Dans le dernier et fort sympathique numéro de la revue Humoresques (printemps 2014, n°39) la directrice de la rédaction Nelly Feuerhahrn, analyse un dessin de Bosc en rapport avec la thématique choisie, à savoir "humour et catastrophe". Ce dessin, paru en décembre 1964, avait été précédé d’un autre, légèrement différent, publié par le journal Minute au mois de novembre. Évoquer cet hebdomadaire n’est pas si simple et provoque la gène, la ligne éditoriale d’abord antigaulliste ayant par la suite fait place à la défense des idées d’extrême droite, toute la question étant de savoir à partir de quand s’effectue la bascule. En note de bas de page, Nelly Feuerhahrn indique que « L’hebdomadaire Minute fondé le 6 avril 1962 par Jean-François Devay était à l’origine animé par une critique radicale de la politique gaulliste à l’instar du Canard Enchaîné (actif depuis 1915) et s’appuyait sur la présence de nombreux humoristes pour profiter de la vague satirique florissante à l’époque (Hara-Kiri avait été créé en 1960). L’orientation de ce support vers l’extrême droite se manifestera à la fin des années 1960 ». Voilà une manière tout à fait élégante et subtile de « sauver » l’honneur de Bosc, qui cesse toute contribution à Minute en février 1965, l’association de Minute aux célèbres Canard Enchaîné et à Hara Kiri visant à donner une image sympathique au journal de Devay. Soulignons tout de même que si Hara Kiri n’est pas un journal politique, le Canard en 1962 est plus gaulliste qu’anti gaulliste, par défense de la République face aux attaques frontales des partisans de l’Algérie française (voir le livre de Laurent Martin)…

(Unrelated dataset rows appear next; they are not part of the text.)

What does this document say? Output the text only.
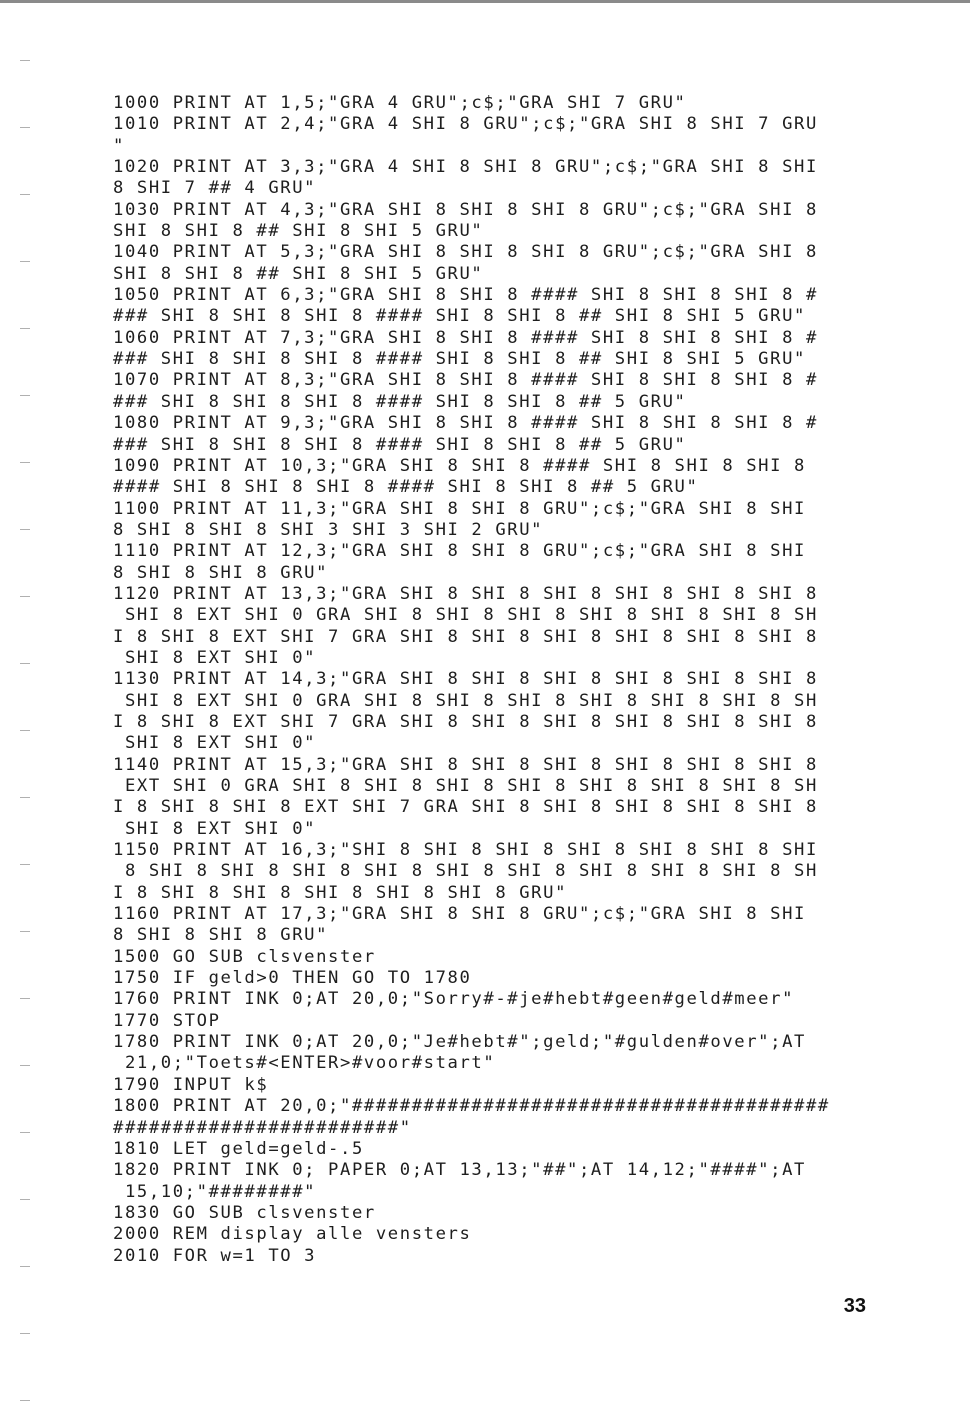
1000 PRINT AT 1,5;"GRA 4 GRU";c$;"GRA SHI 7 GRU"
1010 PRINT AT 2,4;"GRA 4 SHI 8 GRU";c$;"GRA SHI 8 SHI 7 GRU
"
1020 PRINT AT 3,3;"GRA 4 SHI 8 SHI 8 GRU";c$;"GRA SHI 8 SHI
8 SHI 7 ## 4 GRU"
1030 PRINT AT 4,3;"GRA SHI 8 SHI 8 SHI 8 GRU";c$;"GRA SHI 8
SHI 8 SHI 8 ## SHI 8 SHI 5 GRU"
1040 PRINT AT 5,3;"GRA SHI 8 SHI 8 SHI 8 GRU";c$;"GRA SHI 8
SHI 8 SHI 8 ## SHI 8 SHI 5 GRU"
1050 PRINT AT 6,3;"GRA SHI 8 SHI 8 #### SHI 8 SHI 8 SHI 8 #
### SHI 8 SHI 8 SHI 8 #### SHI 8 SHI 8 ## SHI 8 SHI 5 GRU"
1060 PRINT AT 7,3;"GRA SHI 8 SHI 8 #### SHI 8 SHI 8 SHI 8 #
### SHI 8 SHI 8 SHI 8 #### SHI 8 SHI 8 ## SHI 8 SHI 5 GRU"
1070 PRINT AT 8,3;"GRA SHI 8 SHI 8 #### SHI 8 SHI 8 SHI 8 #
### SHI 8 SHI 8 SHI 8 #### SHI 8 SHI 8 ## 5 GRU"
1080 PRINT AT 9,3;"GRA SHI 8 SHI 8 #### SHI 8 SHI 8 SHI 8 #
### SHI 8 SHI 8 SHI 8 #### SHI 8 SHI 8 ## 5 GRU"
1090 PRINT AT 10,3;"GRA SHI 8 SHI 8 #### SHI 8 SHI 8 SHI 8
#### SHI 8 SHI 8 SHI 8 #### SHI 8 SHI 8 ## 5 GRU"
1100 PRINT AT 11,3;"GRA SHI 8 SHI 8 GRU";c$;"GRA SHI 8 SHI
8 SHI 8 SHI 8 SHI 3 SHI 3 SHI 2 GRU"
1110 PRINT AT 12,3;"GRA SHI 8 SHI 8 GRU";c$;"GRA SHI 8 SHI
8 SHI 8 SHI 8 GRU"
1120 PRINT AT 13,3;"GRA SHI 8 SHI 8 SHI 8 SHI 8 SHI 8 SHI 8
SHI 8 EXT SHI 0 GRA SHI 8 SHI 8 SHI 8 SHI 8 SHI 8 SHI 8 SH
I 8 SHI 8 EXT SHI 7 GRA SHI 8 SHI 8 SHI 8 SHI 8 SHI 8 SHI 8
SHI 8 EXT SHI 0"
1130 PRINT AT 14,3;"GRA SHI 8 SHI 8 SHI 8 SHI 8 SHI 8 SHI 8
SHI 8 EXT SHI 0 GRA SHI 8 SHI 8 SHI 8 SHI 8 SHI 8 SHI 8 SH
I 8 SHI 8 EXT SHI 7 GRA SHI 8 SHI 8 SHI 8 SHI 8 SHI 8 SHI 8
SHI 8 EXT SHI 0"
1140 PRINT AT 15,3;"GRA SHI 8 SHI 8 SHI 8 SHI 8 SHI 8 SHI 8
EXT SHI 0 GRA SHI 8 SHI 8 SHI 8 SHI 8 SHI 8 SHI 8 SHI 8 SH
I 8 SHI 8 SHI 8 EXT SHI 7 GRA SHI 8 SHI 8 SHI 8 SHI 8 SHI 8
SHI 8 EXT SHI 0"
1150 PRINT AT 16,3;"SHI 8 SHI 8 SHI 8 SHI 8 SHI 8 SHI 8 SHI
8 SHI 8 SHI 8 SHI 8 SHI 8 SHI 8 SHI 8 SHI 8 SHI 8 SHI 8 SH
I 8 SHI 8 SHI 8 SHI 8 SHI 8 SHI 8 GRU"
1160 PRINT AT 17,3;"GRA SHI 8 SHI 8 GRU";c$;"GRA SHI 8 SHI
8 SHI 8 SHI 8 GRU"
1500 GO SUB clsvenster
1750 IF geld>0 THEN GO TO 1780
1760 PRINT INK 0;AT 20,0;"Sorry#-#je#hebt#geen#geld#meer"
1770 STOP
1780 PRINT INK 0;AT 20,0;"Je#hebt#";geld;"#gulden#over";AT
21,0;"Toets#<ENTER>#voor#start"
1790 INPUT k$
1800 PRINT AT 20,0;"########################################
########################"
1810 LET geld=geld-.5
1820 PRINT INK 0; PAPER 0;AT 13,13;"##";AT 14,12;"####";AT
15,10;"########"
1830 GO SUB clsvenster
2000 REM display alle vensters
2010 FOR w=1 TO 3
33
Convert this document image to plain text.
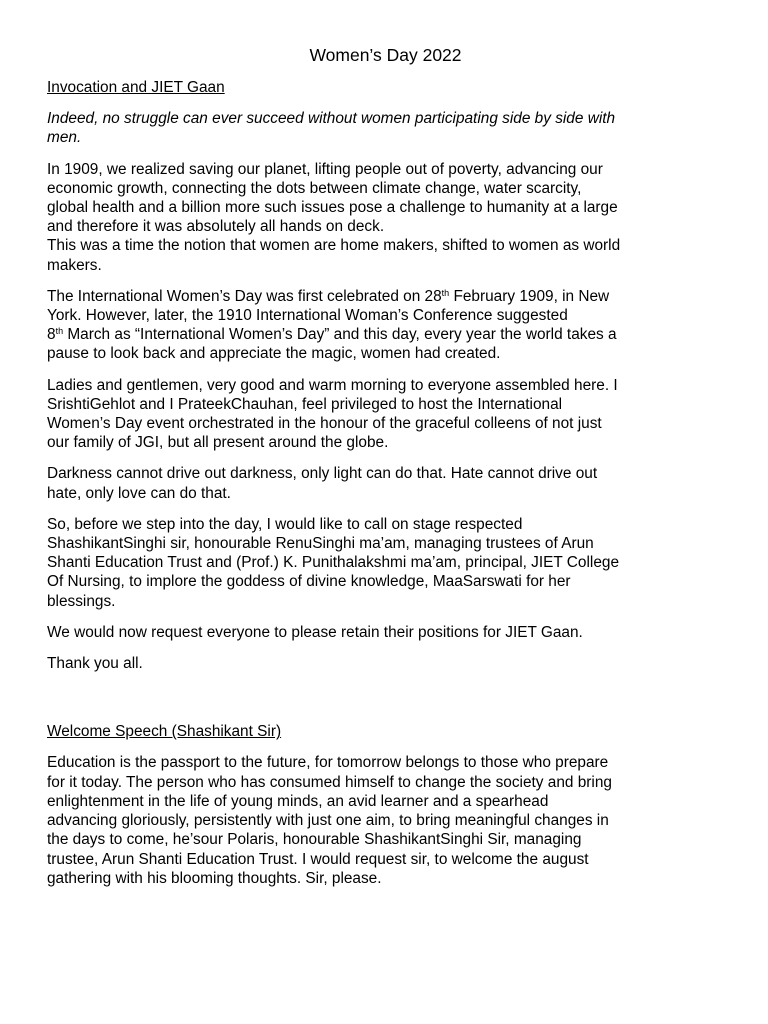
Women’s Day 2022
Invocation and JIET Gaan
Indeed, no struggle can ever succeed without women participating side by side with
men.
In 1909, we realized saving our planet, lifting people out of poverty, advancing our
economic growth, connecting the dots between climate change, water scarcity,
global health and a billion more such issues pose a challenge to humanity at a large
and therefore it was absolutely all hands on deck.
This was a time the notion that women are home makers, shifted to women as world
makers.
The International Women’s Day was first celebrated on 28th February 1909, in New
York. However, later, the 1910 International Woman’s Conference suggested
8th March as “International Women’s Day” and this day, every year the world takes a
pause to look back and appreciate the magic, women had created.
Ladies and gentlemen, very good and warm morning to everyone assembled here. I
SrishtiGehlot and I PrateekChauhan, feel privileged to host the International
Women’s Day event orchestrated in the honour of the graceful colleens of not just
our family of JGI, but all present around the globe.
Darkness cannot drive out darkness, only light can do that. Hate cannot drive out
hate, only love can do that.
So, before we step into the day, I would like to call on stage respected
ShashikantSinghi sir, honourable RenuSinghi ma’am, managing trustees of Arun
Shanti Education Trust and (Prof.) K. Punithalakshmi ma’am, principal, JIET College
Of Nursing, to implore the goddess of divine knowledge, MaaSarswati for her
blessings.
We would now request everyone to please retain their positions for JIET Gaan.
Thank you all.
Welcome Speech (Shashikant Sir)
Education is the passport to the future, for tomorrow belongs to those who prepare
for it today. The person who has consumed himself to change the society and bring
enlightenment in the life of young minds, an avid learner and a spearhead
advancing gloriously, persistently with just one aim, to bring meaningful changes in
the days to come, he’sour Polaris, honourable ShashikantSinghi Sir, managing
trustee, Arun Shanti Education Trust. I would request sir, to welcome the august
gathering with his blooming thoughts. Sir, please.
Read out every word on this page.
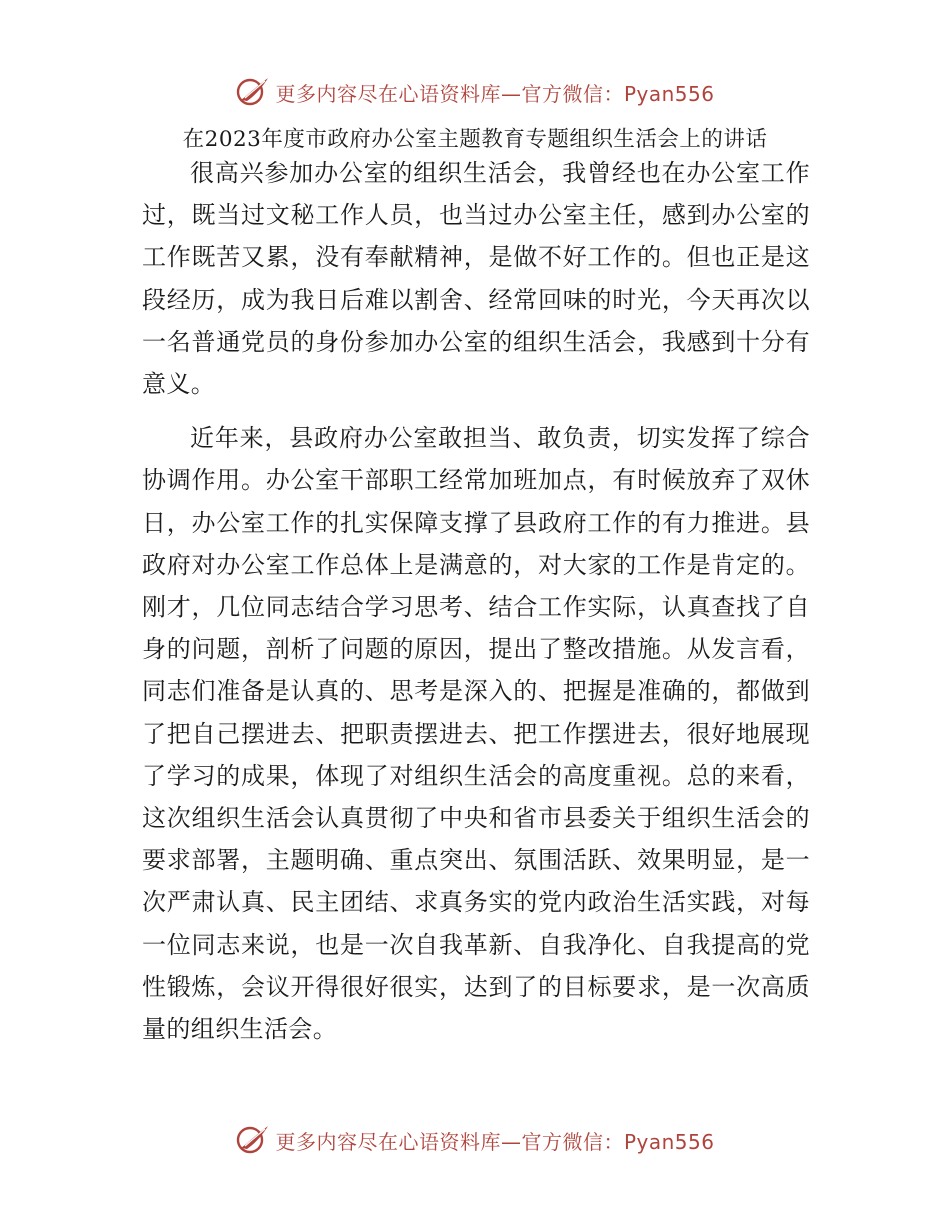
更多内容尽在心语资料库—官方微信：Pyan556
在2023年度市政府办公室主题教育专题组织生活会上的讲话

很高兴参加办公室的组织生活会，我曾经也在办公室工作过，既当过文秘工作人员，也当过办公室主任，感到办公室的工作既苦又累，没有奉献精神，是做不好工作的。但也正是这段经历，成为我日后难以割舍、经常回味的时光，今天再次以一名普通党员的身份参加办公室的组织生活会，我感到十分有意义。

近年来，县政府办公室敢担当、敢负责，切实发挥了综合协调作用。办公室干部职工经常加班加点，有时候放弃了双休日，办公室工作的扎实保障支撑了县政府工作的有力推进。县政府对办公室工作总体上是满意的，对大家的工作是肯定的。刚才，几位同志结合学习思考、结合工作实际，认真查找了自身的问题，剖析了问题的原因，提出了整改措施。从发言看，同志们准备是认真的、思考是深入的、把握是准确的，都做到了把自己摆进去、把职责摆进去、把工作摆进去，很好地展现了学习的成果，体现了对组织生活会的高度重视。总的来看，这次组织生活会认真贯彻了中央和省市县委关于组织生活会的要求部署，主题明确、重点突出、氛围活跃、效果明显，是一次严肃认真、民主团结、求真务实的党内政治生活实践，对每一位同志来说，也是一次自我革新、自我净化、自我提高的党性锻炼，会议开得很好很实，达到了的目标要求，是一次高质量的组织生活会。

更多内容尽在心语资料库—官方微信：Pyan556
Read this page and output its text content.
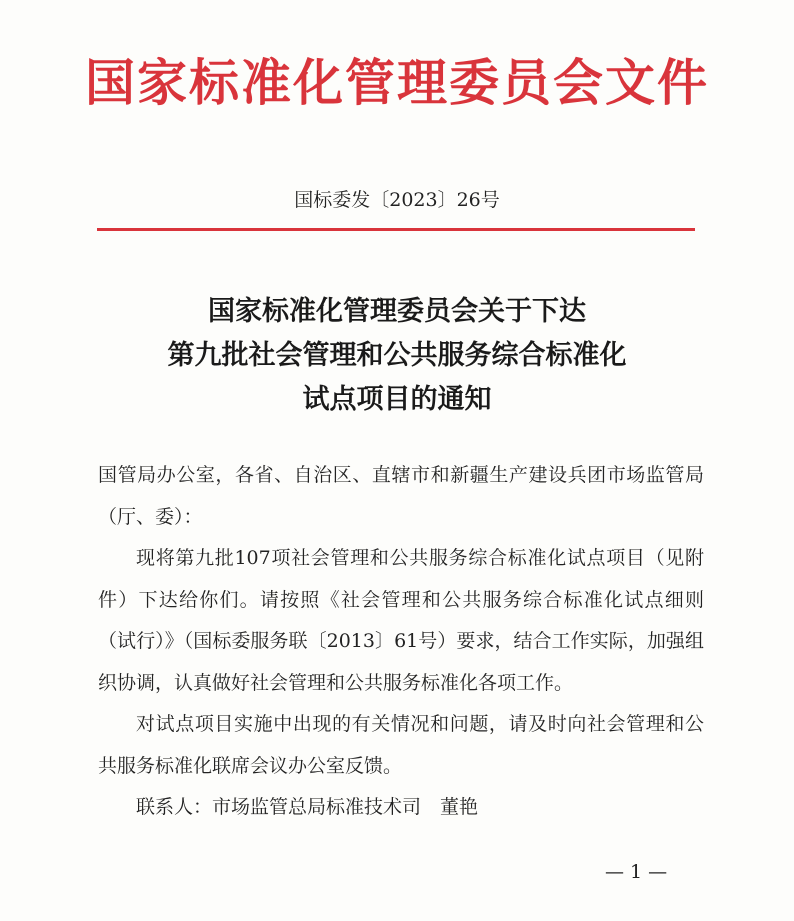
国家标准化管理委员会文件
国标委发〔2023〕26号
国家标准化管理委员会关于下达
第九批社会管理和公共服务综合标准化
试点项目的通知

国管局办公室，各省、自治区、直辖市和新疆生产建设兵团市场监管局（厅、委）：

现将第九批107项社会管理和公共服务综合标准化试点项目（见附件）下达给你们。请按照《社会管理和公共服务综合标准化试点细则（试行）》（国标委服务联〔2013〕61号）要求，结合工作实际，加强组织协调，认真做好社会管理和公共服务标准化各项工作。

对试点项目实施中出现的有关情况和问题，请及时向社会管理和公共服务标准化联席会议办公室反馈。

联系人：市场监管总局标准技术司　董艳

— 1 —
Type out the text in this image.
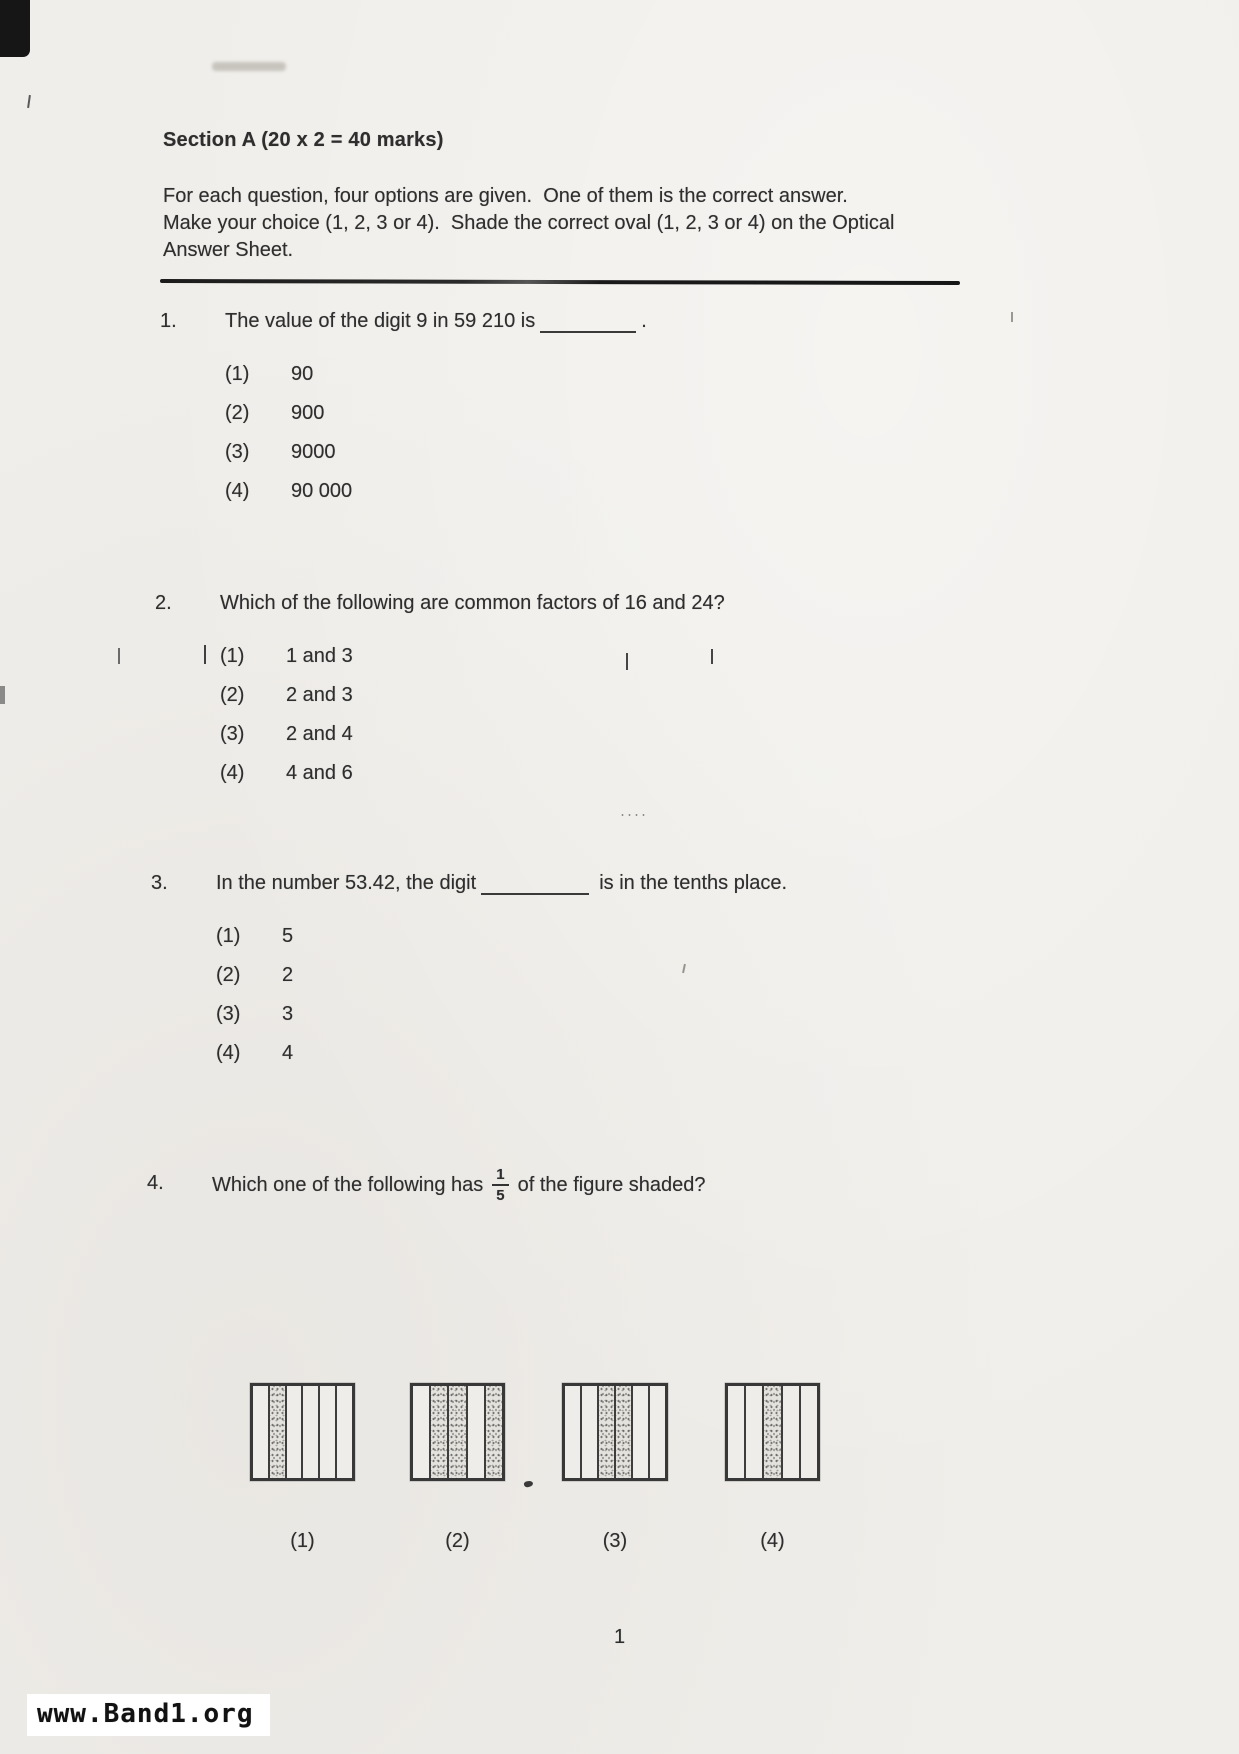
Section A (20 x 2 = 40 marks)
For each question, four options are given.  One of them is the correct answer.
Make your choice (1, 2, 3 or 4).  Shade the correct oval (1, 2, 3 or 4) on the Optical
Answer Sheet.
1.	The value of the digit 9 in 59 210 is	.
(1)	90
(2)	900
(3)	9000
(4)	90 000
2.	Which of the following are common factors of 16 and 24?
(1)	1 and 3
(2)	2 and 3
(3)	2 and 4
(4)	4 and 6
3.	In the number 53.42, the digit	is in the tenths place.
(1)	5
(2)	2
(3)	3
(4)	4
4.	Which one of the following has $\frac{1}{5}$ of the figure shaded?
(1)	(2)	(3)	(4)
1
www.Band1.org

Minute bascule en fait à l’extrême droite dès 1964, ce que semble ignorer Nelly Feuerhahrn malgré l’aplomb avec lequel elle affirme qu'il faut attendre "la fin des années 1960" pour pouvoir qualifier Minute comme tel.

A son lancement en 1962, des dessinateurs fameux ou qui le deviendront collaborent au journal de Devay, la ligne antigaulliste et la rétribution très correcte attirant les jeunes talents : Topor, Sempé, Cardon, Bosc (en une dès le numéro un) sont présents dans les premiers numéros de l'hebdomadaire. Topor et Sempé quittent rapidement le navire. Cardon cesse sa collaboration en 1963, adressant une lettre au journal, que Devay évoque dans le recueil de dessins qu’il publie en fin d’année. Devay ne cache pas que le départ de Cardon a pour base un « désaccord politique personnel ». Un désaccord lourd de sens, car à ce moment, Cardon se démarque sans ambages d’une ligne éditoriale de plus en plus graveleuse et réactionnaire. Mais c’est en fait en 1964, que l’on peut et que l’on doit qualifier Minute de journal d’extrême droite, sauf à préférer enjoliver la réalité.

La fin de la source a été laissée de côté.